3.

 瞼を上げ、立ち上がる。

 日は完全に落ち、あたりは真っ暗だった。考えている間に随分と時間がたってしまった。急がないと、高辻が帰ってしまう。

 圭介は取り出したカプセルを口に含み、浴槽の蛇口をひねった。その水をすくって飲み、薬を喉の奥へ押しやる。


「……喉、渇いたのか?」

 水の音に気づいた父が、扉越しに声をかける。圭介は冷たい握り玉に手をかけて、ゆっくりとまわした。

 扉が開く。

「お前、」

 父は怯えたように目を見開いていた。

「俺、会いに行かなきゃいけないんだ。わかってよ、」

 さっき飲んだ薬はすでにに効き始めていた。頭の芯が透明になり、今なら何でもできる気がした。風呂場の外へ、足を踏み出す。座ったままの父を見下ろしながら。

 父の姿はいつもよりずっと小さく見える。


「待て、」

 とっさに足元にすがりつく父を、初めて蹴り飛ばした。華奢な圭介の脚では大した力は出ない。だが怯ませるには十分だった。父が驚いているその隙に、床を蹴って走り出す。


 台所を抜け、携帯をひろい、脱ぎ散らかしたままのスニーカーに乱暴に足を突っ込んだ。踵を踏んだまま玄関の引き戸に手をかける。

 その瞬間、背中に大きな衝撃を感じた。


「圭介、」

 父がのしかかってくる。ふたりは土間に倒れ込んだ。父の肘が圭介の首に入る。圭介も必死に抵抗する。腕を払いのけ、それでもなお服を掴んでくる父の指をありったけの力で引きはがす。

 不意に身体から父の重さがなくなった。圭介はその一瞬を見逃さなかった。渾身の力で地面を蹴り、その先に駆け出そうとした。

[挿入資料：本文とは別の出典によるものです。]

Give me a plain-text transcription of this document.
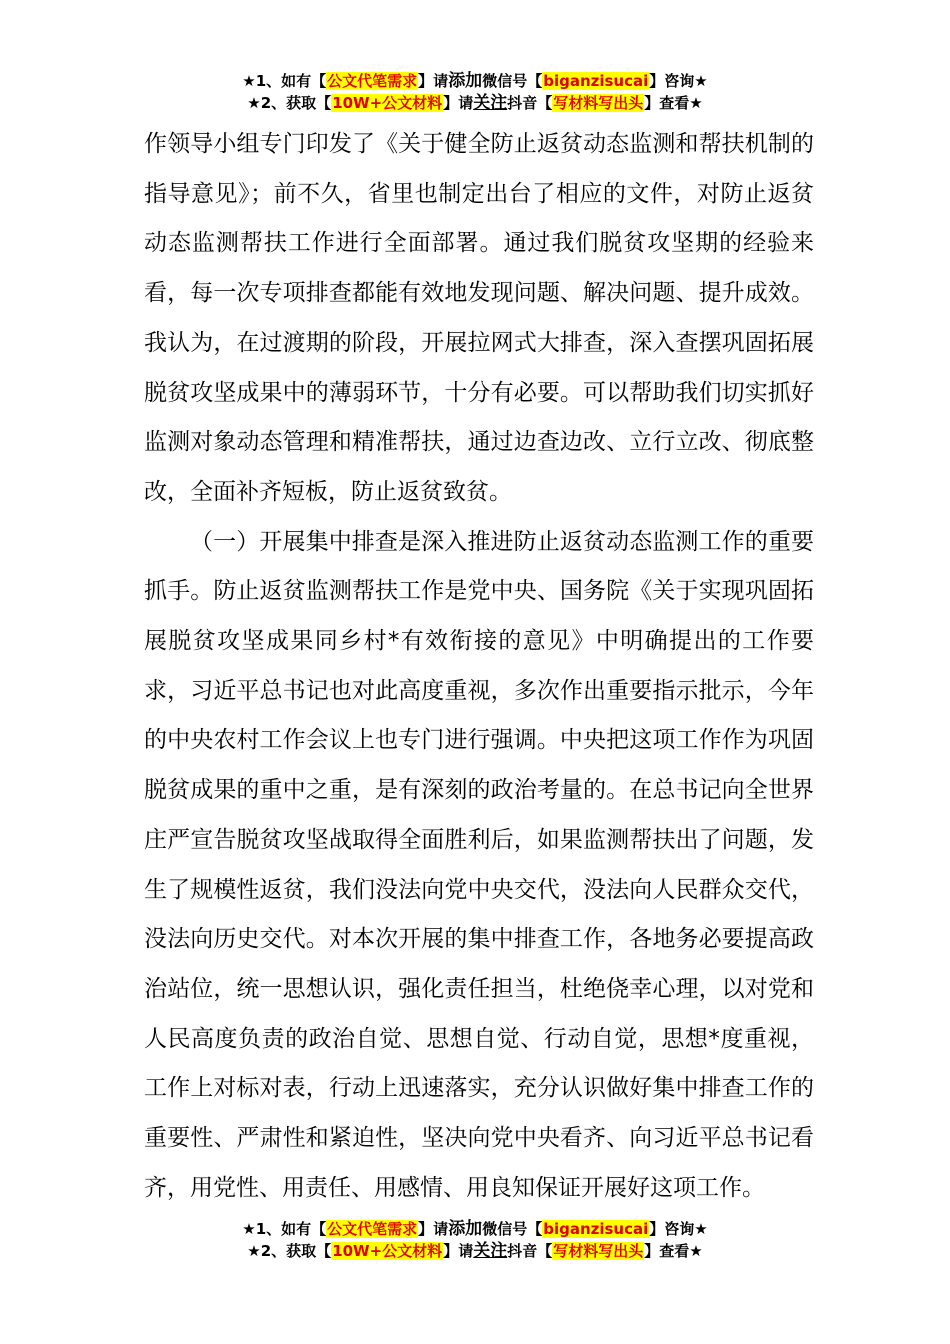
★1、如有【公文代笔需求】请添加微信号【biganzisucai】咨询★
★2、获取【10W+公文材料】请关注抖音【写材料写出头】查看★

作领导小组专门印发了《关于健全防止返贫动态监测和帮扶机制的指导意见》；前不久，省里也制定出台了相应的文件，对防止返贫动态监测帮扶工作进行全面部署。通过我们脱贫攻坚期的经验来看，每一次专项排查都能有效地发现问题、解决问题、提升成效。我认为，在过渡期的阶段，开展拉网式大排查，深入查摆巩固拓展脱贫攻坚成果中的薄弱环节，十分有必要。可以帮助我们切实抓好监测对象动态管理和精准帮扶，通过边查边改、立行立改、彻底整改，全面补齐短板，防止返贫致贫。

（一）开展集中排查是深入推进防止返贫动态监测工作的重要抓手。防止返贫监测帮扶工作是党中央、国务院《关于实现巩固拓展脱贫攻坚成果同乡村*有效衔接的意见》中明确提出的工作要求，习近平总书记也对此高度重视，多次作出重要指示批示，今年的中央农村工作会议上也专门进行强调。中央把这项工作作为巩固脱贫成果的重中之重，是有深刻的政治考量的。在总书记向全世界庄严宣告脱贫攻坚战取得全面胜利后，如果监测帮扶出了问题，发生了规模性返贫，我们没法向党中央交代，没法向人民群众交代，没法向历史交代。对本次开展的集中排查工作，各地务必要提高政治站位，统一思想认识，强化责任担当，杜绝侥幸心理，以对党和人民高度负责的政治自觉、思想自觉、行动自觉，思想*度重视，工作上对标对表，行动上迅速落实，充分认识做好集中排查工作的重要性、严肃性和紧迫性，坚决向党中央看齐、向习近平总书记看齐，用党性、用责任、用感情、用良知保证开展好这项工作。

★1、如有【公文代笔需求】请添加微信号【biganzisucai】咨询★
★2、获取【10W+公文材料】请关注抖音【写材料写出头】查看★
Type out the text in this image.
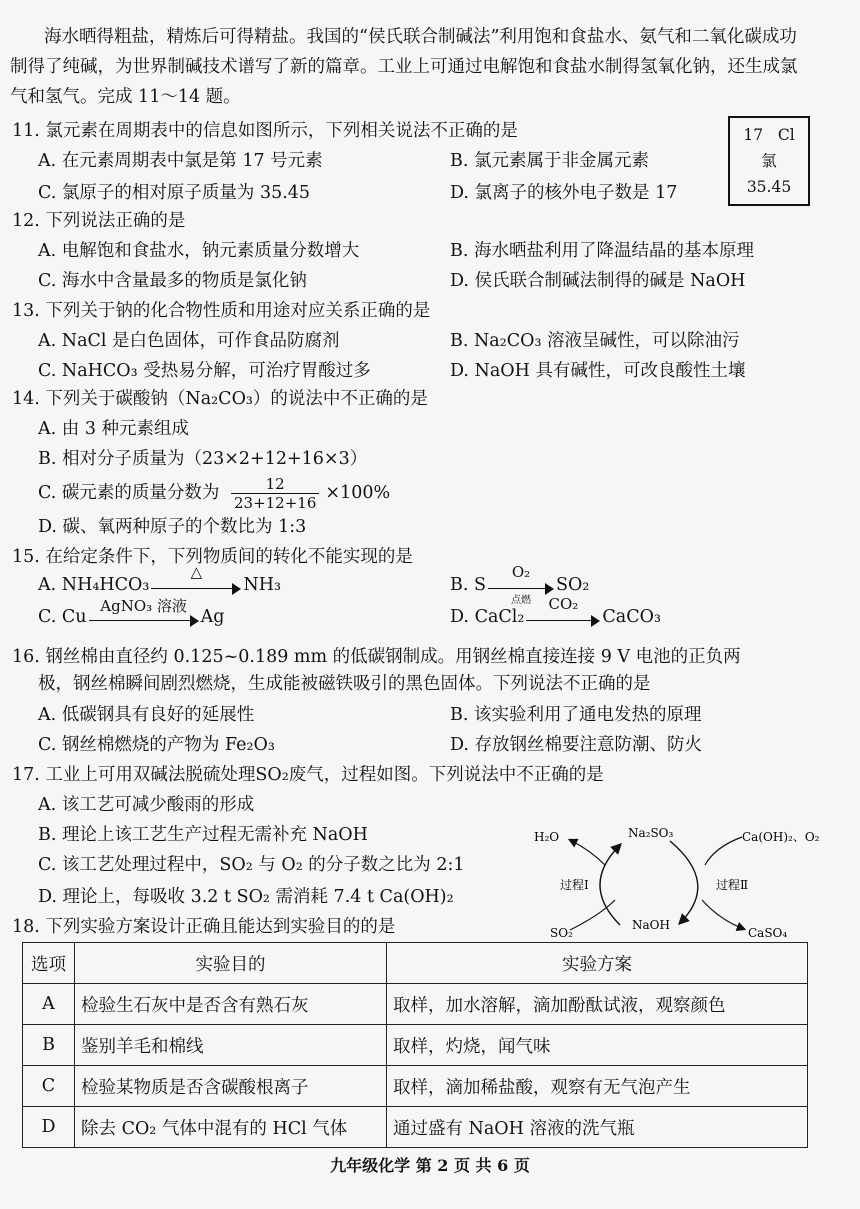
海水晒得粗盐，精炼后可得精盐。我国的“侯氏联合制碱法”利用饱和食盐水、氨气和二氧化碳成功制得了纯碱，为世界制碱技术谱写了新的篇章。工业上可通过电解饱和食盐水制得氢氧化钠，还生成氯气和氢气。完成 11～14 题。

17 Cl
氯
35.45
11. 氯元素在周期表中的信息如图所示，下列相关说法不正确的是
A. 在元素周期表中氯是第 17 号元素	B. 氯元素属于非金属元素
C. 氯原子的相对原子质量为 35.45	D. 氯离子的核外电子数是 17
12. 下列说法正确的是
A. 电解饱和食盐水，钠元素质量分数增大	B. 海水晒盐利用了降温结晶的基本原理
C. 海水中含量最多的物质是氯化钠	D. 侯氏联合制碱法制得的碱是 NaOH
13. 下列关于钠的化合物性质和用途对应关系正确的是
A. NaCl 是白色固体，可作食品防腐剂	B. Na₂CO₃ 溶液呈碱性，可以除油污
C. NaHCO₃ 受热易分解，可治疗胃酸过多	D. NaOH 具有碱性，可改良酸性土壤
14. 下列关于碳酸钠（Na₂CO₃）的说法中不正确的是
A. 由 3 种元素组成
B. 相对分子质量为（23×2+12+16×3）
C. 碳元素的质量分数为 $\frac{12}{23+12+16} \times 100\%$
D. 碳、氧两种原子的个数比为 1:3
15. 在给定条件下，下列物质间的转化不能实现的是
A. NH₄HCO₃
△
NH₃	B. S
O₂
点燃
SO₂
C. Cu
AgNO₃ 溶液
Ag	D. CaCl₂
CO₂
CaCO₃
16. 钢丝棉由直径约 0.125~0.189 mm 的低碳钢制成。用钢丝棉直接连接 9 V 电池的正负两
极，钢丝棉瞬间剧烈燃烧，生成能被磁铁吸引的黑色固体。下列说法不正确的是
A. 低碳钢具有良好的延展性	B. 该实验利用了通电发热的原理
C. 钢丝棉燃烧的产物为 Fe₂O₃	D. 存放钢丝棉要注意防潮、防火
17. 工业上可用双碱法脱硫处理SO₂废气，过程如图。下列说法中不正确的是
A. 该工艺可减少酸雨的形成
B. 理论上该工艺生产过程无需补充 NaOH
C. 该工艺处理过程中，SO₂ 与 O₂ 的分子数之比为 2:1
D. 理论上，每吸收 3.2 t SO₂ 需消耗 7.4 t Ca(OH)₂
H₂O	Na₂SO₃	Ca(OH)₂、O₂
过程Ⅰ	过程Ⅱ
SO₂
NaOH
CaSO₄
18. 下列实验方案设计正确且能达到实验目的的是
选项	实验目的	实验方案
A	检验生石灰中是否含有熟石灰	取样，加水溶解，滴加酚酞试液，观察颜色
B	鉴别羊毛和棉线	取样，灼烧，闻气味
C	检验某物质是否含碳酸根离子	取样，滴加稀盐酸，观察有无气泡产生
D	除去 CO₂ 气体中混有的 HCl 气体	通过盛有 NaOH 溶液的洗气瓶
九年级化学 第 2 页 共 6 页
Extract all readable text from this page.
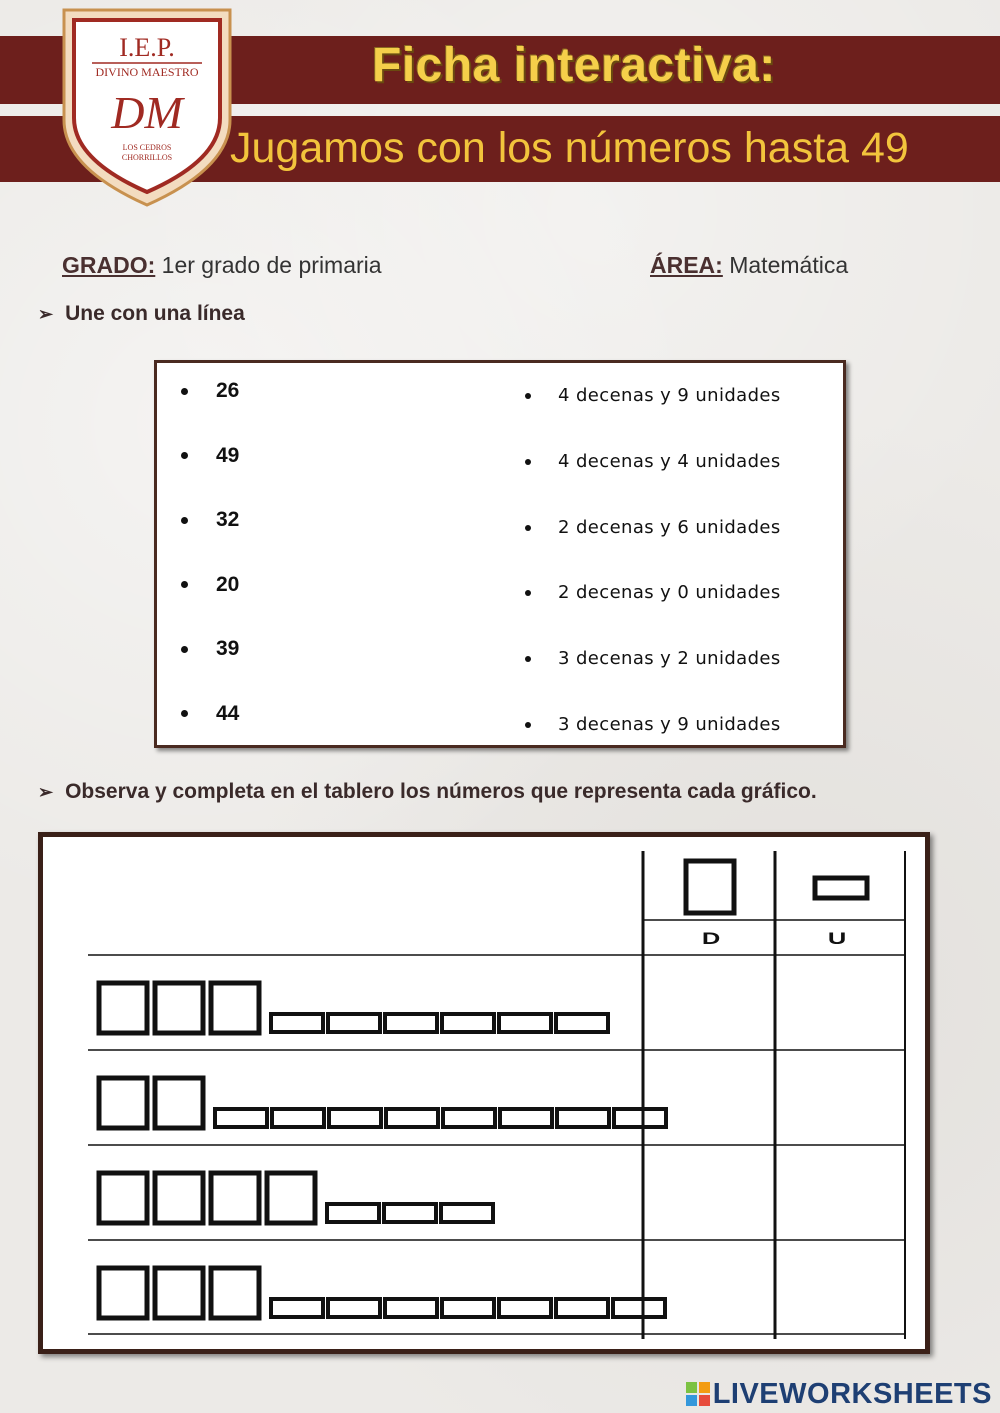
I.E.P.
DIVINO MAESTRO
DM
LOS CEDROS
CHORRILLOS
Ficha interactiva:
Jugamos con los números hasta 49
GRADO: 1er grado de primaria	ÁREA: Matemática
➢ Une con una línea
26
49
32
20
39
44
4 decenas y 9 unidades
4 decenas y 4 unidades
2 decenas y 6 unidades
2 decenas y 0 unidades
3 decenas y 2 unidades
3 decenas y 9 unidades
➢ Observa y completa en el tablero los números que representa cada gráfico.
D	U
LIVEWORKSHEETS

 だが再度、ガン、という音が――さっきよりも重量のある一撃が左腕全体に広がった。

 薬をのんだせいで痛みはなかったが、腕の痺れに思わず足を止めた。何かが大きな音を立てて落ちる。落ちたものはガラスの灰皿だった。灰皿は地面に当たって二つに割れた。

 父は割れた灰皿を掴むと、それで圭介に殴りかかってきた。思わず両腕で顔面をかばった。


 しまった、と思った。

 生暖かい感触があり、玄関の敷石に血が滴った。灰皿の切り口で肘から下の皮膚が裂けたらしい。

 擦りむく程度の怪我ではない。今まで見たことがないくらい血が流れている。

 それでも。

 圭介は落ちていたもう半分の灰皿を持って立ち上がった。頭上に掲げた瞬間、父は腰を抜かして後ずさった。


「……親父、許してくれよ。ここを出させてくれよ。あいつに会いたいんだ」


 父の土気色の顔が、玄関の向こうにある街路灯に照らされて浮かび上がった。怯えたきった目が、圭介を震えながら見あげていた。

 もういい。

 圭介はゆっくりと腕を下ろすと、灰皿を投げ捨て、玄関をあとにした。父はもう追っては来ないだろう。



 白いスニーカーが血に汚れている。

 夜道は昼の雨でまだ濡れていた。

 途中でいくつか水たまりにはまっては、靴の中に雨水が入り込み、びちゃびちゃという足音を立てる羽目になった。

 泥水と血に塗れながら梔子のにおいのする路地裏を歩き、公園の前を通り、古びた工場の前にたどり着く。


 待ち合わせ場所だ。

 高辻の姿はない。


 携帯を見た。今は二十時半。約束の時間から二時間も過ぎていた。

 遅かった。


 圭介はヒビの入ったトタン屋根の下に腰を下ろした。足元を見ると、腕から滴る血が地面に点々と赤い跡を描いていて、それがずっと道路の方まで続いていた。きっと自分の家まで続いているのだろう。